Ironman Offroad Racing. You controlled the red car like a remote controlled one and upgraded it between races with the prize money. It took a while, but I ended up skillful enough to end up maxing out everyting and being able to finish first every time.
Spelling fun one. An educational game, but it was actually quite fun and helped me learn to type. I probably learnt to type and spell mostly due to Space Quest 2 however as that was less forgiving of mistakes.
Simcity. I remember first seeing this being played at the school I attended at some after school class. I used to race ahead so I could play it having noted which PC had it. However they moved it around which really disappointed me. The alturnative being some Garfield game where you could paint him and Odie on the screen. It was then that I used Dr Halo and the mouse to build my own paint cities. I would then print them out on the dot matrix printer we had. I think the day I finally got my own copy of simcity was one of the happiest of my life. I also remember when I went to a new school I was hailed as some sort of gaming god because I knew how to get traffic in my city.
Ahh Wolf3d. No Doom for me, but you know what, I think I enjoyed this just as much. I can still remember all the secrets of the first few levels.
The late 80’s early 90’s wouldn’t be complete without some Michael Jordan worship. Jordan vs Bird being the game in this case. I was never any good at the 1 on 1 portion of the game, but I did love the dunk contests it had. Looking back on this it actually looks better than I remember.
Duck Tales: The Quest for Gold. This became a contest between my father and I. Who could get the largest pile of treasure at the end of the game? It also prompted me to spend a lot of school time drawing massive piles of treasure in many of my books.
Basic, or in my case QBasic was probably the starting point for a lot of people who are now programmers or work in IT. It was for me as well. I remember reading the QBasic book that came with the install and trying to fathom out how loops and such worked. I also edited the source of gorilla.bas and others trying to tease out how it all worked. Good times.
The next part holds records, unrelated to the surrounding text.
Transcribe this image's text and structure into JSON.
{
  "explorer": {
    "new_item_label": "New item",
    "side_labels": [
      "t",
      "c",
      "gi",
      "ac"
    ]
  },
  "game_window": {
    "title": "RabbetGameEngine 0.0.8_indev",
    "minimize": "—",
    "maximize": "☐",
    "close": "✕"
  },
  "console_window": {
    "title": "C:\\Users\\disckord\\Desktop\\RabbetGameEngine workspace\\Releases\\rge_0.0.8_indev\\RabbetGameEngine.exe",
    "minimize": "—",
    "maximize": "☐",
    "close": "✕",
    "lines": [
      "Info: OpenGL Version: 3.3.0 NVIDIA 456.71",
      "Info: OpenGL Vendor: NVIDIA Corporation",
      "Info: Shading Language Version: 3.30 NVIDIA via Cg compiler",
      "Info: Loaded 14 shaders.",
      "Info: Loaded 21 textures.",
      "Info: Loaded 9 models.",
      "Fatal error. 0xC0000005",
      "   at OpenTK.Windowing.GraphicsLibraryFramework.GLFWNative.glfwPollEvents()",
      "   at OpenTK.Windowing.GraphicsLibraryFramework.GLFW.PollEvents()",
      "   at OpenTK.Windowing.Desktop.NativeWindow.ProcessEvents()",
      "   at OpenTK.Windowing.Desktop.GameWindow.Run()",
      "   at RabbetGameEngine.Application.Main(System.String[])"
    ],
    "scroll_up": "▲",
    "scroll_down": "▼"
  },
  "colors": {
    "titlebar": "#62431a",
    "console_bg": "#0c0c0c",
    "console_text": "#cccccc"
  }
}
There was also some Loony Tunes game where you could drop the characters into a video editor like thing and have them act out your own skits. I was never good at it, but I would love to find it and have another go one day.
I have to thank whoever came up with the idea for that stand-up. Gave my a nice trip down memory lane. I also found this https://ancientelectronics.wordpress.com/2019/08/11/commodore-select-edition-286/ which has a reasonable overview of the internals of the machine. A;so I realised when doing this that I am nostalgic for a time that most people I work with were not even born into.